Kevin bersyukur dengan sikap tak memaksa Nyonya Clark. Beliau pergi dari hadapan Kevin. Sedangkan Kevin melihat anak lainnya yang mengintip.

"Apa yang kalian lakukan disitu?"

Ditanya seperti itu, mereka keluar dari persembunyian setelah memastikan Nyonya Clark pergi.

"Apa kak Kevin akan dibawa pergi?" Salah satu dari mereka bertanya.

Kevin terkesiap, "Bagaimana kalian bisa tahu?"

"Bukankah itu sudah jelas." Jessie menjawab.

"Baiklah, lelaki itu memang ingin mengadopsi aku, tapi aku menolak."

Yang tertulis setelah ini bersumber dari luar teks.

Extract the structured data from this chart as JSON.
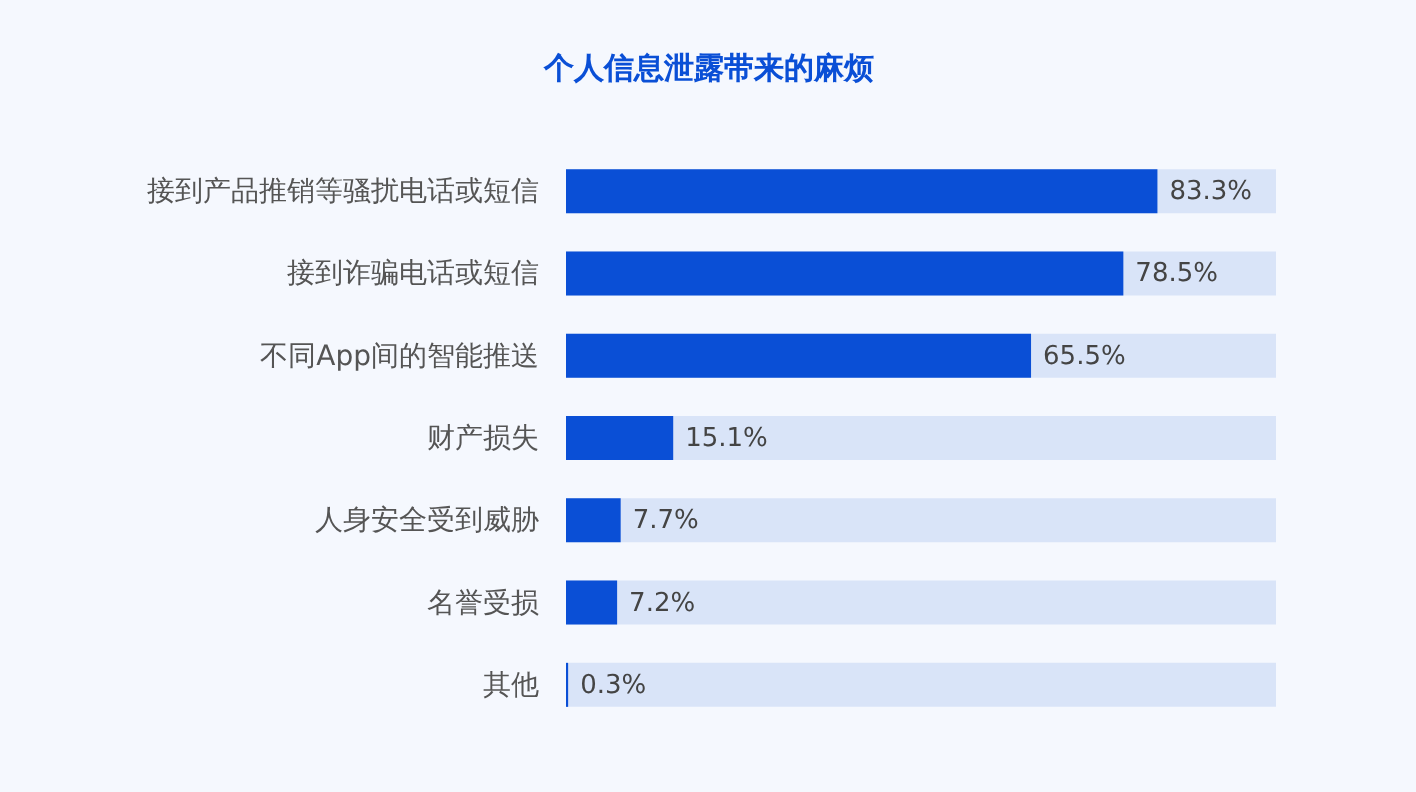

"Eh? Kenapa?" Keterkejutan tampak jelas di wajah mereka.

"Yah, karena aku tak mau." Mereka cemberut mendengar alasan Kevin.

"Alasannya?!" seru mereka. Menolak tentu saja artinya tak mau.

"Hehe, bagaimana mungkin aku akan meninggalkan adik-adikku yang merepotkan ini?" Kevin mencubit pipi anak-anak yang dapat dijangkaunya.

Mereka ikut senang setelah mendengar itu walau mereka disebut merepotkan.

Setidaknya mereka tetap masih bisa merasa tenang karena Kevin menolak pergi.

Tapi siapa yang tahu apa yang akan terjadi ketika Albert datang kembali?

*****

Dokter Claudia menjelaskan tentang kondisi Diana saat ini. David dengan perhatian penuh memperhatikan semua yang dikatakan. Setelah selesai, David pamit setelah berterimakasih.

Ia lalu membuka sebuah pintu ruangan dimana Diana berbaring disebuah kasur. Diana bangun dan duduk di kasur.

"Tidurlah, kau harus beristirahat."

"Hmm." Diana kembali berbaring.

"Diana.." David membuat Diana memandangnya.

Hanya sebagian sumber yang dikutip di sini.